Он жил долго и помнил слишком многое, в том числе, первого графа, деда нынешнего, и потому на перемены в замке отзывался с наибольшей горечью среди всех его обитателей. Грабеж, разорение и насилие – вот что принесли с собой сассенахи, и мыслимо ли было ожидать от них чего-то другого? И еще большая горечь поднималась в нем, когда понимал, что упустил время.
– Так и город будет сдан так же… такова жизнь в наших краях, сам знаешь. Ты вот что, иди-ка в Йестер. Там Джок, и Хеи пока не под сассенахами. А то сразу в Совиную лощину к лорду Рональду, он-то точно не станет этим тварям в ножки кланяться. Возьми лошадь, Йан, верхом пригодней.

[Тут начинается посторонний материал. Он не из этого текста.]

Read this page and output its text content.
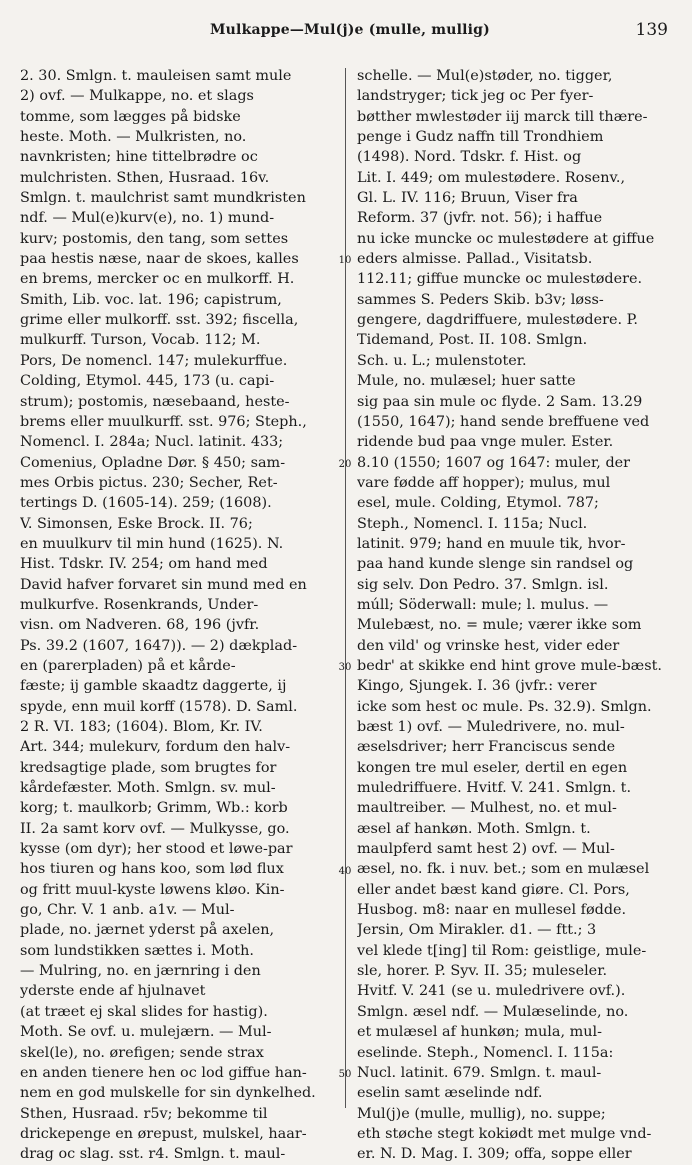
Mulkappe—Mul(j)e (mulle, mullig)	139
2. 30. Smlgn. t. mauleisen samt mule
2) ovf. — Mulkappe, no. et slags
tomme, som lægges på bidske
heste. Moth. — Mulkristen, no.
navnkristen; hine tittelbrødre oc
mulchristen. Sthen, Husraad. 16v.
Smlgn. t. maulchrist samt mundkristen
ndf. — Mul(e)kurv(e), no. 1) mund-
kurv; postomis, den tang, som settes
paa hestis næse, naar de skoes, kalles
en brems, mercker oc en mulkorff. H.
Smith, Lib. voc. lat. 196; capistrum,
grime eller mulkorff. sst. 392; fiscella,
mulkurff. Turson, Vocab. 112; M.
Pors, De nomencl. 147; mulekurffue.
Colding, Etymol. 445, 173 (u. capi-
strum); postomis, næsebaand, heste-
brems eller muulkurff. sst. 976; Steph.,
Nomencl. I. 284a; Nucl. latinit. 433;
Comenius, Opladne Dør. § 450; sam-
mes Orbis pictus. 230; Secher, Ret-
tertings D. (1605-14). 259; (1608).
V. Simonsen, Eske Brock. II. 76;
en muulkurv til min hund (1625). N.
Hist. Tdskr. IV. 254; om hand med
David hafver forvaret sin mund med en
mulkurfve. Rosenkrands, Under-
visn. om Nadveren. 68, 196 (jvfr.
Ps. 39.2 (1607, 1647)). — 2) dækplad-
en (parerpladen) på et kårde-
fæste; ij gamble skaadtz daggerte, ij
spyde, enn muil korff (1578). D. Saml.
2 R. VI. 183; (1604). Blom, Kr. IV.
Art. 344; mulekurv, fordum den halv-
kredsagtige plade, som brugtes for
kårdefæster. Moth. Smlgn. sv. mul-
korg; t. maulkorb; Grimm, Wb.: korb
II. 2a samt korv ovf. — Mulkysse, go.
kysse (om dyr); her stood et løwe-par
hos tiuren og hans koo, som lød flux
og fritt muul-kyste løwens kløo. Kin-
go, Chr. V. 1 anb. a1v. — Mul-
plade, no. jærnet yderst på axelen,
som lundstikken sættes i. Moth.
— Mulring, no. en jærnring i den
yderste ende af hjulnavet
(at træet ej skal slides for hastig).
Moth. Se ovf. u. mulejærn. — Mul-
skel(le), no. ørefigen; sende strax
en anden tienere hen oc lod giffue han-
nem en god mulskelle for sin dynkelhed.
Sthen, Husraad. r5v; bekomme til
drickepenge en ørepust, mulskel, haar-
drag oc slag. sst. r4. Smlgn. t. maul-
10
20
30
40
50
schelle. — Mul(e)støder, no. tigger,
landstryger; tick jeg oc Per fyer-
bøtther mwlestøder iij marck till thære-
penge i Gudz naffn till Trondhiem
(1498). Nord. Tdskr. f. Hist. og
Lit. I. 449; om mulestødere. Rosenv.,
Gl. L. IV. 116; Bruun, Viser fra
Reform. 37 (jvfr. not. 56); i haffue
nu icke muncke oc mulestødere at giffue
eders almisse. Pallad., Visitatsb.
112.11; giffue muncke oc mulestødere.
sammes S. Peders Skib. b3v; løss-
gengere, dagdriffuere, mulestødere. P.
Tidemand, Post. II. 108. Smlgn.
Sch. u. L.; mulenstoter.
Mule, no. mulæsel; huer satte
sig paa sin mule oc flyde. 2 Sam. 13.29
(1550, 1647); hand sende breffuene ved
ridende bud paa vnge muler. Ester.
8.10 (1550; 1607 og 1647: muler, der
vare fødde aff hopper); mulus, mul
esel, mule. Colding, Etymol. 787;
Steph., Nomencl. I. 115a; Nucl.
latinit. 979; hand en muule tik, hvor-
paa hand kunde slenge sin randsel og
sig selv. Don Pedro. 37. Smlgn. isl.
múll; Söderwall: mule; l. mulus. —
Mulebæst, no. = mule; værer ikke som
den vild' og vrinske hest, vider eder
bedr' at skikke end hint grove mule-bæst.
Kingo, Sjungek. I. 36 (jvfr.: verer
icke som hest oc mule. Ps. 32.9). Smlgn.
bæst 1) ovf. — Muledrivere, no. mul-
æselsdriver; herr Franciscus sende
kongen tre mul eseler, dertil en egen
muledriffuere. Hvitf. V. 241. Smlgn. t.
maultreiber. — Mulhest, no. et mul-
æsel af hankøn. Moth. Smlgn. t.
maulpferd samt hest 2) ovf. — Mul-
æsel, no. fk. i nuv. bet.; som en mulæsel
eller andet bæst kand giøre. Cl. Pors,
Husbog. m8: naar en mullesel fødde.
Jersin, Om Mirakler. d1. — ftt.; 3
vel klede t[ing] til Rom: geistlige, mule-
sle, horer. P. Syv. II. 35; muleseler.
Hvitf. V. 241 (se u. muledrivere ovf.).
Smlgn. æsel ndf. — Mulæselinde, no.
et mulæsel af hunkøn; mula, mul-
eselinde. Steph., Nomencl. I. 115a:
Nucl. latinit. 679. Smlgn. t. maul-
eselin samt æselinde ndf.
Mul(j)e (mulle, mullig), no. suppe;
eth støche stegt kokiødt met mulge vnd-
er. N. D. Mag. I. 309; offa, soppe eller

– Так-то оно так, – Йан похлопал по плечу старого товарища, – да не всегда верно, Роберт. Лошадь привлечет внимание, а кому нужны нищие на дороге? Я возьму Рори, он умеет работать палашом, я сам учил его.
– Ну, дело твое…
Сменные вещи в узелок, овсяные лепешки, эль. Уносили только то, что на себе, уходили скоро, перед рассветом, в тумане, поднявшемся от осеннего Тайна, словно оберегавшем их, вспять по течению, туда, на запад, потом чуть южнее, одному Йану известными тропами. Рори, старшему внуку горца, шел двенадцатый год, он был копией Джока – те же рыжие вихры и веснушки, но глаза в точности как у Мэгги. Йан поглядывал на него с любовью: отличный парень, настоящий боец. Ближе в полудню устроили привал, потом свернули на Йестер, на Совиную лощину. Йану приходилось бывать там только с Босуэллом и верхами, но он надеялся найти дорогу. Но взял слишком на юг и понял это, только когда услыхал тяжелые шаги навстречу по тропе, паршивую английскую речь… То, что они оказались здесь, было со всех сторон неверным. Ошибка настигает старого волка единожды, но становится последней. Трое сассенахов сперва замерли на месте, потом устремились к ним, завидев оружие только у старика и парнишки.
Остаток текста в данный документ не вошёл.